I can mark all the descendants of one source node (say node A), using:

match p=(start {name: 'nodename'})-[:REL*..8]->(n) 
with n, collect(length(p)) as collect 
unwind collect as hoplist 
with n, collect, min(hoplist) as min 
set n.A=min return n.name, collect, n.A;

But I can't find the way to mark this automatically for all the source nodes. Mostly because I don't know how to set a list property names, say property A for source node A, property B for source node B, and so on. I guess Parameters is the place to start, but reading that it doesn't seem helpful.


Solution

  • I would go along these lines ( not tested BTW), using apoc and assuming that you have a set of 'source' nodes.

    // get paths in an efficient way, so up to a 'leaf'
    MATCH p=(source)-[:REL*]->(n)
    WHERE NOT EXISTS((n)-[:REL]->())
    
    // create a set of rows for each path. number of rows equals length of path
    UNWIND RANGE(1,LENGTH(p)) AS i
    WITH source,i,nodes(p)[i] AS descendant 
    
    // use apoc magic  
    CALL apoc.create.setProperty(descendant,source.name,i) YIELD node
    
    // check the results
    RETURN source.name, properties(node)
    

    Additional explanation

    • the WHERE NOT EXISTS((n)-[:REL]->()) is exclude paths that you do not need to investigate . e.g. if you have (source)-[REL]->(d1)-[REL]->(d2) , you do not need to investigate (source)-[REL]->(d1)
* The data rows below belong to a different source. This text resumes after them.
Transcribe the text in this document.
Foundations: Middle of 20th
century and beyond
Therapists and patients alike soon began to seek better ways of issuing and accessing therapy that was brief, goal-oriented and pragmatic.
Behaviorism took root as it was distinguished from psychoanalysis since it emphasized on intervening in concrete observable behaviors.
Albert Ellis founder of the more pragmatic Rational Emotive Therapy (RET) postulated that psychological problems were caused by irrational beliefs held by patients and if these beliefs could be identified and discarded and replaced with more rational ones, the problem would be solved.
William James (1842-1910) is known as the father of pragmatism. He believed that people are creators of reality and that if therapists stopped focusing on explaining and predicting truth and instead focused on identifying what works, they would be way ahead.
    • if you have a graph like image below enter image description here

    This part of the query

    MATCH (source) WHERE source.name CONTAINS 'Ooker'
    MATCH p=(source)-[:REL*]->(n)
    WHERE NOT EXISTS((n)-[:REL]->())
    UNWIND RANGE(1,LENGTH(p)) AS i
    WITH source,i,nodes(p)[i] AS descendant 
    RETURN source.name, i, descendant.name
    

    returns this:

    ╒═════════════╤═══╤═════════════════╕
    │"source.name"│"i"│"descendant.name"│
    ╞═════════════╪═══╪═════════════════╡
    │"Ooker2"     │1  │"D"              │
    ├─────────────┼───┼─────────────────┤
    │"Ooker2"     │2  │"E"              │
    ├─────────────┼───┼─────────────────┤
    │"Ooker2"     │3  │"B"              │
    ├─────────────┼───┼─────────────────┤
    │"Ooker2"     │4  │"C"              │
    ├─────────────┼───┼─────────────────┤
    │"Ooker"      │1  │"A"              │
    ├─────────────┼───┼─────────────────┤
    │"Ooker"      │2  │"B"              │
    ├─────────────┼───┼─────────────────┤
    │"Ooker"      │3  │"C"              │
    └─────────────┴───┴─────────────────┘
    

    if you feed the source, i and descendant into the apoc call, it sets the right properties.